If you are fan of Superman then you have to ask yourself why you have never traveled up America’s intestine, otherwise known as the Mississippi River, to take a visit to Metropolis, Illinois. Metropolis is not just named after the that Superman lives in and saves (to hell with the rest of America, apparently), but Metropolis, Illinois fancies itself as the real home to Superman. There is, in fact, a very cool more than life size statue of the man in tights in front of which you can have a photograph of yourself taken.

Those crazy Texans. They have a Paris and a Ben Hur and even a Tarzan. Apparently, this little hole in the dusty walls of Texas were looking for a name for this dot on the map and allowed suggestions to be properly and legally filed. Nobody knows for sure exactly how many different names for the town were suggested and subsequently rejected, but Tarzan stuck for some reason. It was the early 1920’s and Tarzan was hardly the huge hit he would become once Johnny Weissmuller got home from the Olympics and Maureen O’Sullivan’s body double went skinny dipping, but the King of the Jungle was still popular enough that the name just kind of stuck and never went away.

Probably the single coolest American town name that bears a relationship with a movie or TV show or book is Frankenstein, Missouri.
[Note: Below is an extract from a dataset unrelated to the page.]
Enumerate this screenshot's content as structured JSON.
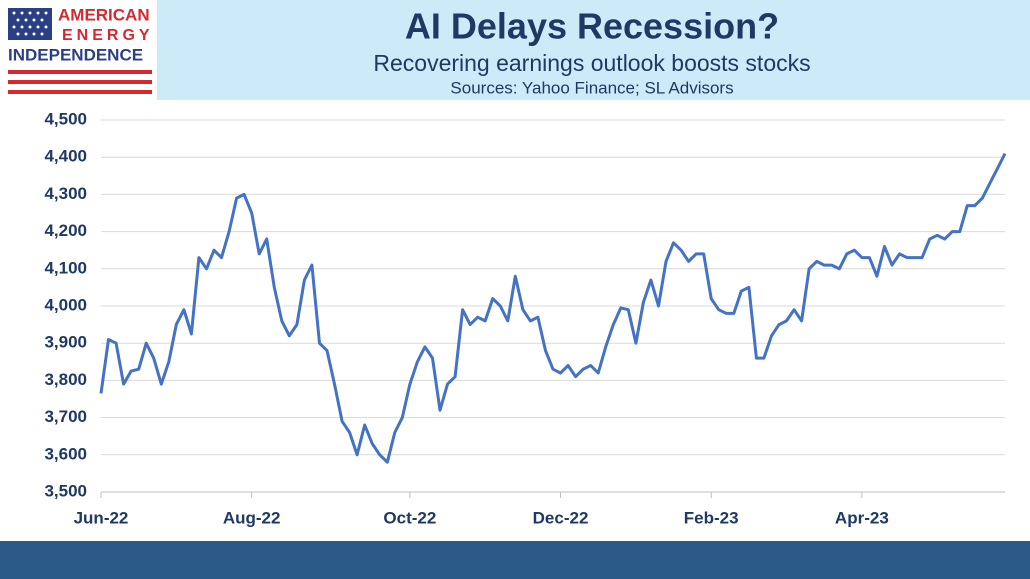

When I get rich by revealing all I know about the 2008 election campaign I plan on setting up permanent residence at post office box there simply so that I can have all my official mail sent to Frankenstein. Frankenstein is so small that Bob Hope only visited there twice, once for the opening of gas station and once for the opening of envelope. And there is a story I refuse to believe that Frankenstein, Missouri was not even named after Mary Shelley’s famous mad doctor.